Vayigach 11 Décembre 2021 ז טבת התשפ"ב |
|
Le pouvoir d’influence des Justes
Rabbi David Hanania Pinto
« Maintenant, lorsque Paro vous mandera et dira : “Quelles sont vos occupations ?ˮ, vous répondrez : “Tes serviteurs sont des éleveurs de bétail, depuis leur jeunesse jusqu’à présent, et nous et nos pères.ˮ C’est afin que vous demeuriez dans le pays de Gochen, car tout pasteur de moutons est une abomination pour les Égyptiens. » (Béréchit 46, 33-34)
Dans la suite du texte, il est dit : « Puis il prit une partie de ses frères » et le Midrach commente : « On en déduit que ceux-ci n’étaient pas forts. Yossef choisit ces cinq frères parce que, connaissant la force de chacun, il voulait éviter de présenter à Paro les plus robustes d’entre eux, qui auraient été recrutés pour son armée. »
Pourtant, Paro avait sans doute eu vent de la puissance des fils de Yaakov, qui avaient tué tous les habitants de Chékhem. En outre, d’après nos Maîtres (Tan’houma, Vayigach 5), lorsque « Yéhouda poussa un cri, toutes les murailles d’Égypte s’effondrèrent, Yossef tomba de son trône et Paro du sien, tandis que les guerriers qui se trouvaient là tournèrent leur tête qui resta ainsi jusqu’à leur mort ». Comment donc Yossef pensait-il tromper Paro en ne lui montrant que les plus faibles de ses frères ?
Yossef savait que Paro connaissait la force des tribus. C’est pourquoi il leur enjoignit de se présenter comme des bergers ; de cette manière, il était certain que le roi ne les choisirait pas comme princes, même s’ils étaient forts, et les éloignerait au contraire de lui, étant donné qu’en Égypte, le bétail était considéré comme une divinité.
Mais pourquoi Yossef désirait-il éviter qu’ils soient nommés princes ? Car il savait qu’ils devraient séjourner en Égypte plusieurs centaines d’années ; s’installer parmi les autochtones aurait donc présenté un danger d’assimilation. D’où son idée judicieuse pour causer leur éloignement de Paro et de son peuple.

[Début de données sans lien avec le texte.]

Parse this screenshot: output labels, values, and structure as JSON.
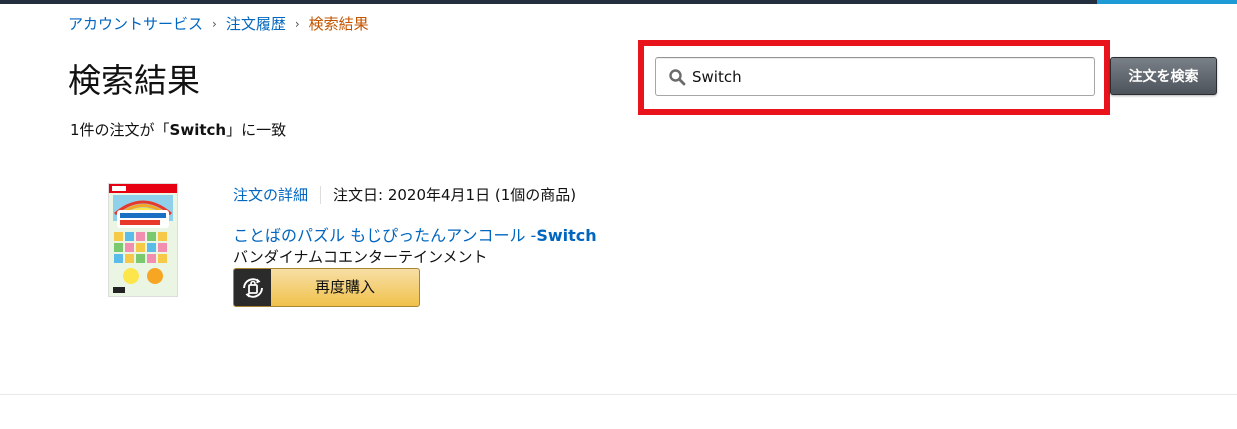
{
  "breadcrumb": {
    "items": [
      "アカウントサービス",
      "注文履歴"
    ],
    "current": "検索結果",
    "separator": "›"
  },
  "page": {
    "title": "検索結果",
    "summary_prefix": "1件の注文が「",
    "summary_query": "Switch",
    "summary_suffix": "」に一致"
  },
  "search": {
    "value": "Switch",
    "button_label": "注文を検索"
  },
  "order": {
    "details_link": "注文の詳細",
    "date_text": "注文日: 2020年4月1日 (1個の商品)",
    "product_title_main": "ことばのパズル もじぴったんアンコール -",
    "product_title_bold": "Switch",
    "seller": "バンダイナムコエンターテインメント",
    "buy_again_label": "再度購入"
  },
  "colors": {
    "link": "#0066c0",
    "breadcrumb_current": "#c45500",
    "highlight": "#e8131b",
    "button_dark": "#4d535a",
    "buy_again": "#f0c14b"
  },
  "icons": {
    "search": "search-icon",
    "buy_again": "buy-again-icon",
    "breadcrumb_separator": "chevron-right-icon"
  }
}
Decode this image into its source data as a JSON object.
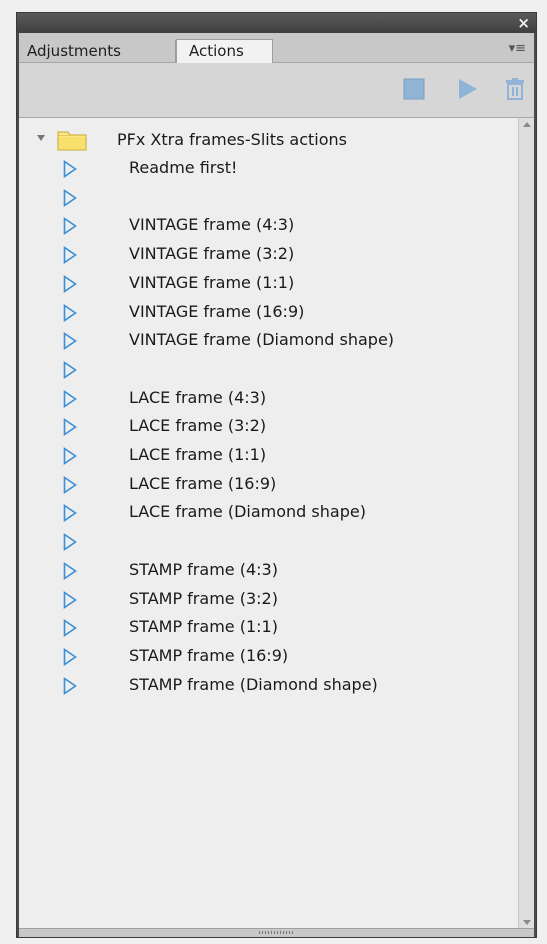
{
  "window": {
    "close_glyph": "×"
  },
  "tabs": [
    {
      "label": "Adjustments",
      "active": false
    },
    {
      "label": "Actions",
      "active": true
    }
  ],
  "panel_menu_glyph": "▾≡",
  "toolbar": {
    "buttons": [
      {
        "name": "stop",
        "icon": "stop-square-icon"
      },
      {
        "name": "play",
        "icon": "play-triangle-icon"
      },
      {
        "name": "delete",
        "icon": "trash-icon"
      }
    ]
  },
  "colors": {
    "accent_blue": "#3b8fd6",
    "folder_yellow": "#f7e06b"
  },
  "actions": {
    "folder": {
      "label": "PFx Xtra frames-Slits actions",
      "expanded": true
    },
    "items": [
      {
        "label": "Readme first!"
      },
      {
        "label": ""
      },
      {
        "label": "VINTAGE frame (4:3)"
      },
      {
        "label": "VINTAGE frame (3:2)"
      },
      {
        "label": "VINTAGE frame (1:1)"
      },
      {
        "label": "VINTAGE frame (16:9)"
      },
      {
        "label": "VINTAGE frame (Diamond shape)"
      },
      {
        "label": ""
      },
      {
        "label": "LACE frame (4:3)"
      },
      {
        "label": "LACE frame (3:2)"
      },
      {
        "label": "LACE frame (1:1)"
      },
      {
        "label": "LACE frame (16:9)"
      },
      {
        "label": "LACE frame (Diamond shape)"
      },
      {
        "label": ""
      },
      {
        "label": "STAMP frame (4:3)"
      },
      {
        "label": "STAMP frame (3:2)"
      },
      {
        "label": "STAMP frame (1:1)"
      },
      {
        "label": "STAMP frame (16:9)"
      },
      {
        "label": "STAMP frame (Diamond shape)"
      }
    ]
  }
}
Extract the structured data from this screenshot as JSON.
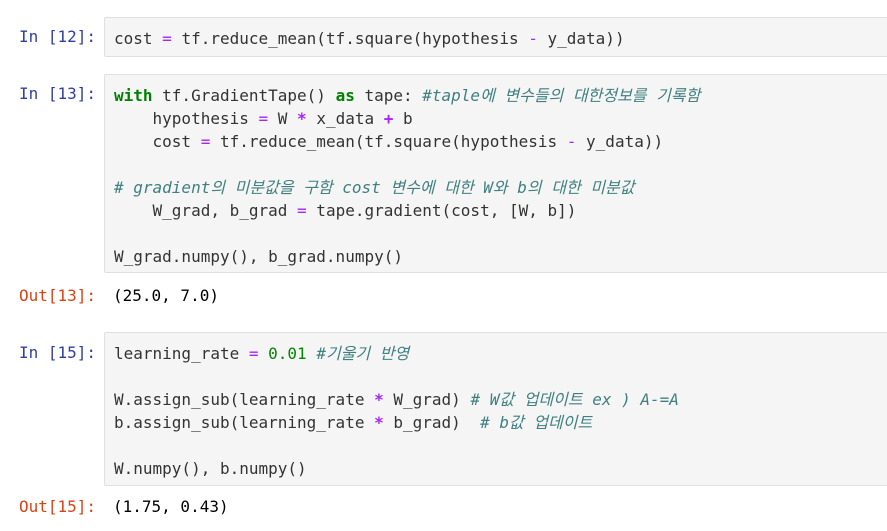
{
  "cells": {
    "c12": {
      "prompt": "In [12]:",
      "lines": [
        "cost = tf.reduce_mean(tf.square(hypothesis - y_data))"
      ]
    },
    "c13": {
      "prompt": "In [13]:",
      "lines": [
        "with tf.GradientTape() as tape: #taple에 변수들의 대한정보를 기록함",
        "    hypothesis = W * x_data + b",
        "    cost = tf.reduce_mean(tf.square(hypothesis - y_data))",
        "",
        "# gradient의 미분값을 구함 cost 변수에 대한 W와 b의 대한 미분값",
        "    W_grad, b_grad = tape.gradient(cost, [W, b])",
        "",
        "W_grad.numpy(), b_grad.numpy()"
      ],
      "out_prompt": "Out[13]:",
      "output": "(25.0, 7.0)"
    },
    "c15": {
      "prompt": "In [15]:",
      "lines": [
        "learning_rate = 0.01 #기울기 반영",
        "",
        "W.assign_sub(learning_rate * W_grad) # W값 업데이트 ex ) A-=A",
        "b.assign_sub(learning_rate * b_grad)  # b값 업데이트",
        "",
        "W.numpy(), b.numpy()"
      ],
      "out_prompt": "Out[15]:",
      "output": "(1.75, 0.43)"
    }
  },
  "colors": {
    "in_prompt": "#303f9f",
    "out_prompt": "#d84315",
    "keyword": "#008000",
    "operator": "#aa22ff",
    "comment": "#408080",
    "number": "#008800",
    "cell_bg": "#f5f5f5",
    "cell_border": "#e0e0e0"
  }
}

L’Éternel planifia également l’accroissement de Ses enfants de façon à empêcher la mauvaise influence des nations sur eux. À leur arrivée en Égypte, ils ne comptaient que soixante-dix personnes, alors qu’une fois installés dans ce pays, ils se multiplièrent soudain miraculeusement, les femmes donnant naissance à des sextuplés. Eût été le cas en Canaan, certains d’entre eux y seraient peut-être restés et se seraient intégrés aux autres peuples. C’est pourquoi D.ieu ne leur permit pas d’avoir plus d’enfants jusqu’à ce qu’ils descendent en Égypte avec Yaakov. Aux côtés du Tsadik, ils ne risquaient pas d’être influencés par la conduite des non-Juifs.
Les Égyptiens adoraient le bétail et il était donc interdit d’être berger. Les animaux étaient dispersés dans tout le pays. Pourtant, il est écrit : « Nomme-les inspecteurs des bestiaux sur mon domaine. » (Béréchit 47, 6) Comment expliquer que Paro voulût nommer les frères de Yossef bergers de son bétail ?
Nos Maîtres enseignent (Béréchit Rabba 68, 6) : « Tant qu’un Juste habite dans une ville, il est sa beauté, son éclat et sa majesté ; quand il la quitte, sa beauté, son éclat et sa majesté lui font défaut. » En d’autres termes, le Tsadik exerce une influence sur les habitants de sa ville, qui s’inspirent de son comportement, étudient la Torah et font de bons actes comme lui. De même, ils affirment (Soucca 56b) : « Bonheur au Juste, bonheur à son voisin. » Aussi, quand Yaakov arriva en Égypte, ses habitants cessèrent leur culte pour le bétail.
Lorsque Paro fit entrer les enfants d’Israël chez lui, ils perçurent le danger menaçant de se souiller dans cette terre impure. Aussi décidèrent-ils immédiatement de placer des barrières autour d’eux pour éviter de tomber dans cet écueil. Ils se mirent à l’écart de l’immoralité et conservèrent leurs noms, leur langue et leurs habitudes vestimentaires (Léka’h Tov, Chémot 6, 6), mérites qui leur donnèrent plus tard droit à la délivrance.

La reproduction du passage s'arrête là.